A Model of Extraordinary Claims

Last week I claimed that the saying "extraordinary claims require extraordinary evidence" is appropriate anytime people too easily make more extreme claims than their evidence can justify.  Eliezer, however, whom I respect, thought the saying appropriate anytime people make claims with a very low prior probability.  So I have worked out a concrete math model to explore our dispute.  I suggest that if you are math averse you stop reading this post now. 

Consider the example of power law disasters, where the chance of an event with severity greater than x goes as a negative power x^-v.  If we talk in terms of the magnitude y = log(x) of the disaster, then our prior on y is distributed exponentially as exp(-v*y).

Imagine that a claimer gets a signal s about our next disaster magnitude y, a signal normally distributed with mean y and standard deviation d.  His maximum posterior estimate (MPE) of y should rationally be z = s – d*v, and his posterior for y should be normally distributed with mean z and standard deviation d.   The claimer will claim to us either that his signal was s’, or equivalently that his MPE was z’.   We must then decide what to believe about the distribution of y (or x) from this claim.

Let us assume that the payoff U of this claimer is the sum of two parts: attention U1 and truth U2.  First, he gets an attention payoff U1 that goes as a*z’, rewarding him more for claiming that a bigger disaster looms.  Second, he gets a truth payoff U2 that is a logarithmic proper scoring rule.  That is, he must declare a probability distribution p(y) and will be paid as log(p(y)), using the chance he assigned to the actual disaster magnitude y that occurs.  (So U = a*z(s’) + Int_y p(y|s) log(p(y|s’)) dy.)

Let us also assume that the claimer is not an exact rational agent; the chance he makes any claim z’ (or s’) is exponential in his total payoff, as in exp(r*U), where r is his rationality.  Finally, assume that we know parameters like a,d,r,v, and that the claimer’s signal s is well away from the lower boundary of possible y, so we can treat integrals over normal distributions as if they went to infinity. 

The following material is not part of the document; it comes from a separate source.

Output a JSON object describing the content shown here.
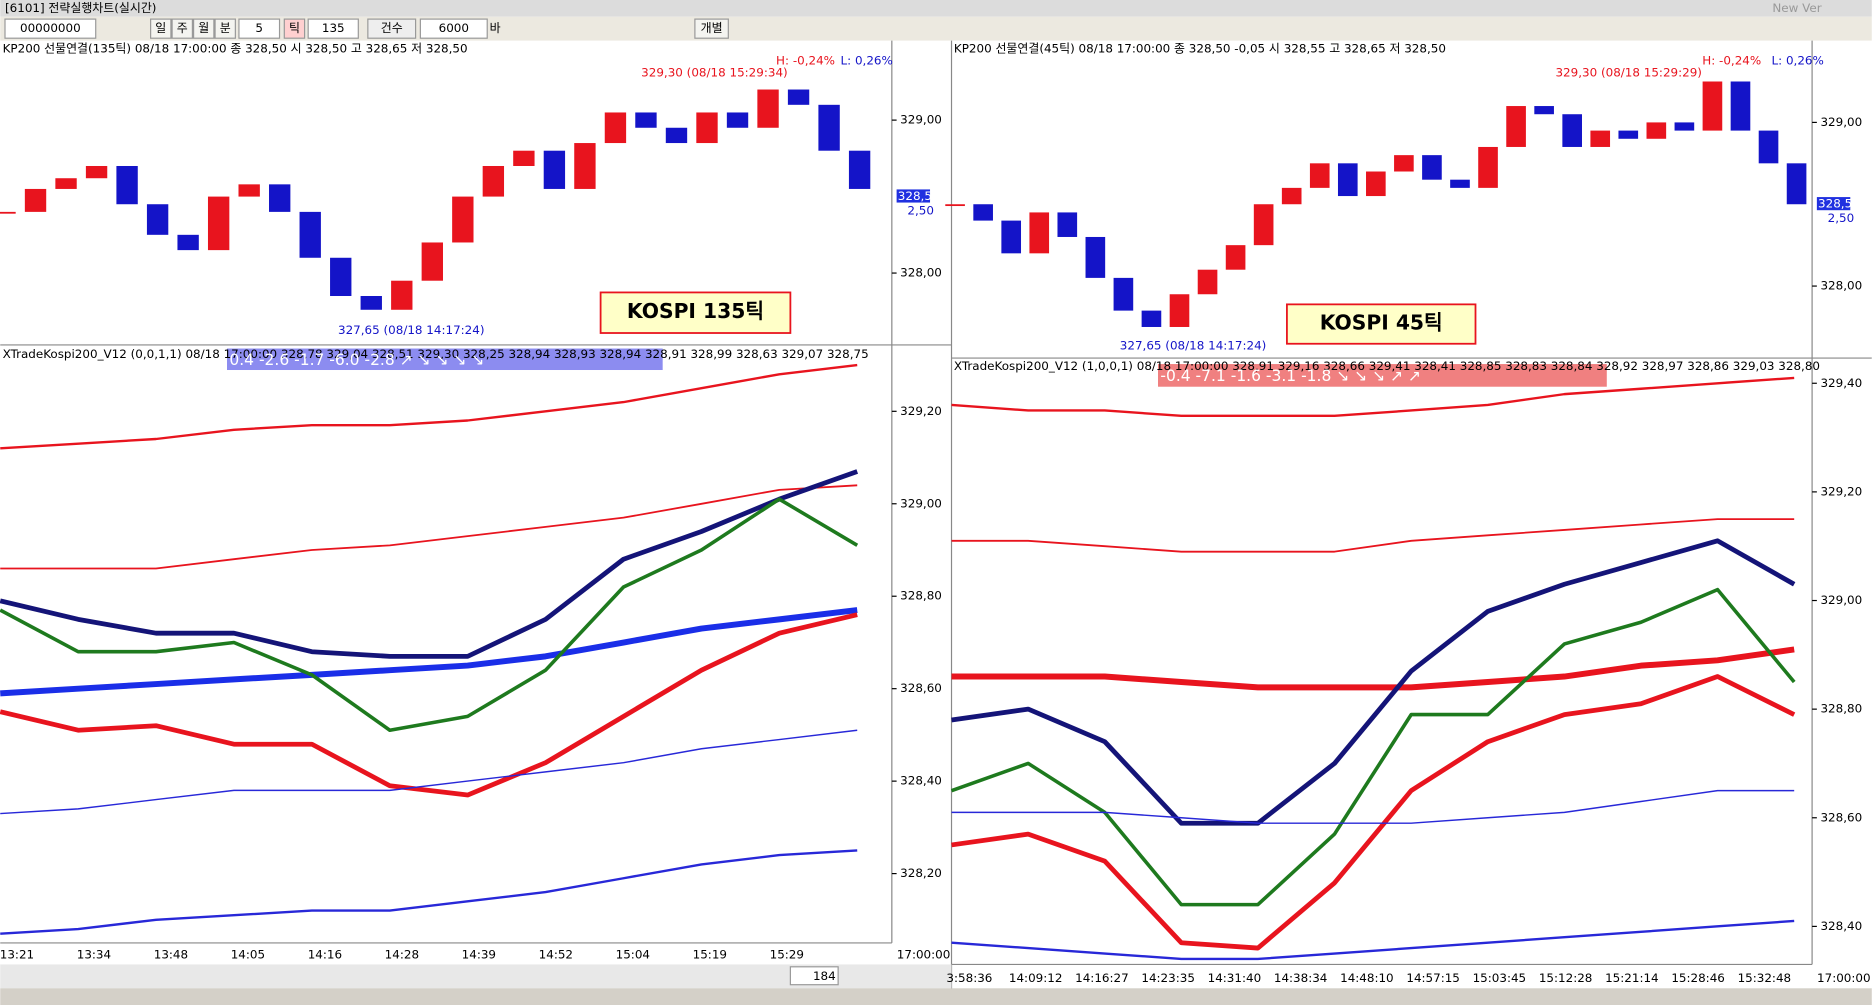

Putting this all together and turning the crank, we find that a claimer with zero attention payoff will claim a z’ that is normally distributed with a mean of the infinitely rational z (or equivalently a s’ that is normally distributed around a mean of the actual s).  The standard deviation c of this distribution depends on his rationality r and the strength of his payoffs U.  For a claimer with a positive attention payoff, his z’ (or s’) is also normally distributed with the same standard deviation c, but the mean of this distribution is biased toward larger disasters, with a bias b that is proportional to a

When we hear the claimer’s claim z’ (or s’), we make an inference about y.  Our rational posterior for y should have a mean z = z’-b-c*v and a standard deviation c, which depends on both d and r.   That is, we are skeptical about the claim for two reasons.  First, we correct for the bias b due to the claimer distorting his claims to gain more attention.   Second, we correct for the fact that larger disasters are a priori less likely, a correction that rises as the claimer’s rationality falls.

So this model contains effects similar to those Eliezer and I were discussing.  My claim was that in practice the attention payoff effect is larger than the irrational claimer effect, but I have not shown that yet.  Note, however, that the correction, and the relative size of the two effects, does not depend on how a priori unlikely is the claim z’.